Darcy made a face at the ceiling as the IA's Irish accent thickened with charm, and Bucky couldn't stop the snort of amusement that came out.
Which brought Wrathful Elf's gaze back down to him. She licked her lips nervously, and he couldn't help but watch the flicker of tongue over rose tinted softness. How long had it been since he'd had a woman in his arms?
Longer than he liked to think about.
Bucky cleared his throat and looked away from her plump mouth, concentrating on tucking his pass back into his shirt collar.
"So, umm... welcome to the Tower." Darcy paused, then worried her lower lip with perfect white teeth for a moment, her gaze flicking over to his metal arm. It was covered by the long sleeve tee, but her eyes darted away as soon as she saw him notice. "Stupid. Sorry. I forgot you've been here a while. I mean, not here here, upstairs really, but... Anyway. Welcome to the Avengers floor, I guess."
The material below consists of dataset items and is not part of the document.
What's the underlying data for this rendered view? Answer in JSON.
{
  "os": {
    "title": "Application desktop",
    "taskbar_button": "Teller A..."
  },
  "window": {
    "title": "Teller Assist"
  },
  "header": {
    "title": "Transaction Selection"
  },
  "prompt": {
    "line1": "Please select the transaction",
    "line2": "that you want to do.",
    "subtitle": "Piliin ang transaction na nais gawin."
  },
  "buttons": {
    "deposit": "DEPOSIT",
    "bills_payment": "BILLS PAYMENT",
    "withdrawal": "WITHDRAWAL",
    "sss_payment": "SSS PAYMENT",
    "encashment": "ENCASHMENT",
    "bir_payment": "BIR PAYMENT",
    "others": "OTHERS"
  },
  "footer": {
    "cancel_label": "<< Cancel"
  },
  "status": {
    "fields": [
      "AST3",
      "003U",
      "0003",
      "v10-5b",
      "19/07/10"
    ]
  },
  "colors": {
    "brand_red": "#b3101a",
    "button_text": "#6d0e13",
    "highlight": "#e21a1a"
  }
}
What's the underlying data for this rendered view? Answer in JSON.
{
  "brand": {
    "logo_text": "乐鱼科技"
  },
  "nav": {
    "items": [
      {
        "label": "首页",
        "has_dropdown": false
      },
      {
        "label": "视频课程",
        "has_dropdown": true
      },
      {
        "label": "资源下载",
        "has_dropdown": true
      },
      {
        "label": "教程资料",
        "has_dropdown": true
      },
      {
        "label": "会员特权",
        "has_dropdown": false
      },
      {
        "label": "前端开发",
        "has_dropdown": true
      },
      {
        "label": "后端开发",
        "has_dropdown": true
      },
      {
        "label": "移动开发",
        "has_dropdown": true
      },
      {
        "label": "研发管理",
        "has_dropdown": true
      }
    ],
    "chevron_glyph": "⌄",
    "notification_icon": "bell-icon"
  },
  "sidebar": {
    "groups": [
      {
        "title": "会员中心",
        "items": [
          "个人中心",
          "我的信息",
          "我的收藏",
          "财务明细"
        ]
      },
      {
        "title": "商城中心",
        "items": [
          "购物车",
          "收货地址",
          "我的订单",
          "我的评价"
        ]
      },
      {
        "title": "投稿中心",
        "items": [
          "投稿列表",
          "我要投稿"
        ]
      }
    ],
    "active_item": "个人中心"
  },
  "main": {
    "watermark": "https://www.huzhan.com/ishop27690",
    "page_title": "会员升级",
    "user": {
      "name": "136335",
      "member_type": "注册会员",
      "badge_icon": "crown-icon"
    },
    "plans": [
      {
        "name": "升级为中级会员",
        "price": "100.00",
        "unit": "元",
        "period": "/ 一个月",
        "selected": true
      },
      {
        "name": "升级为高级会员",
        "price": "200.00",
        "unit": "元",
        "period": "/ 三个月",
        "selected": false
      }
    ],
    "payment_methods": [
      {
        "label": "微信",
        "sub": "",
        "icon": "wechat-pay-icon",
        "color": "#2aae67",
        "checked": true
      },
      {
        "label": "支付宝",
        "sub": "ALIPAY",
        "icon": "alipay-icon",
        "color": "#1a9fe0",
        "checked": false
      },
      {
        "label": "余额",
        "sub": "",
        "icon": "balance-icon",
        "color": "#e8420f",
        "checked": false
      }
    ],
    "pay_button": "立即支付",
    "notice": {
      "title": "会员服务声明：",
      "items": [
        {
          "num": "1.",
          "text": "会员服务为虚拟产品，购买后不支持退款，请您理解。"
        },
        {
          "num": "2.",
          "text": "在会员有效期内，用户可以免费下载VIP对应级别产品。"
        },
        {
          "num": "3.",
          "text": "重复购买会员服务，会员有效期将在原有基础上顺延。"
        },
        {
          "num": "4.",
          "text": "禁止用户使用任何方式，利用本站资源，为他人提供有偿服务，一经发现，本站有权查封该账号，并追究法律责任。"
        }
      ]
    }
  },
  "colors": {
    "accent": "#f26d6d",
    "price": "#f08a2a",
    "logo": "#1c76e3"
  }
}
Yes, she sounded as thrilled to have him there as he imagined the rest of the team would be. Bucky hefted his duffel bag on his shoulder again, resigned. The road to freedom, and earning the Avengers trust, was going to be a long one. And probably damned rocky.
"Don't worry, I'll stay out of your way. You won't even know I'm here." He brushed past her, following the blue arrows again.
"Somehow, I doubt it." Her muttered comment at his back was grumpy, but also held a note of something else he couldn't decipher. Unable to help himself, he glanced back as he rounded the next corner.
Arms still crossed, she stood in her fuzzy pajamas, dark hair tumbling over her shoulders like crashing waves of silk, watching him with deep green eyes. It was an image he wouldn't be able to get out of his mind for a very long time.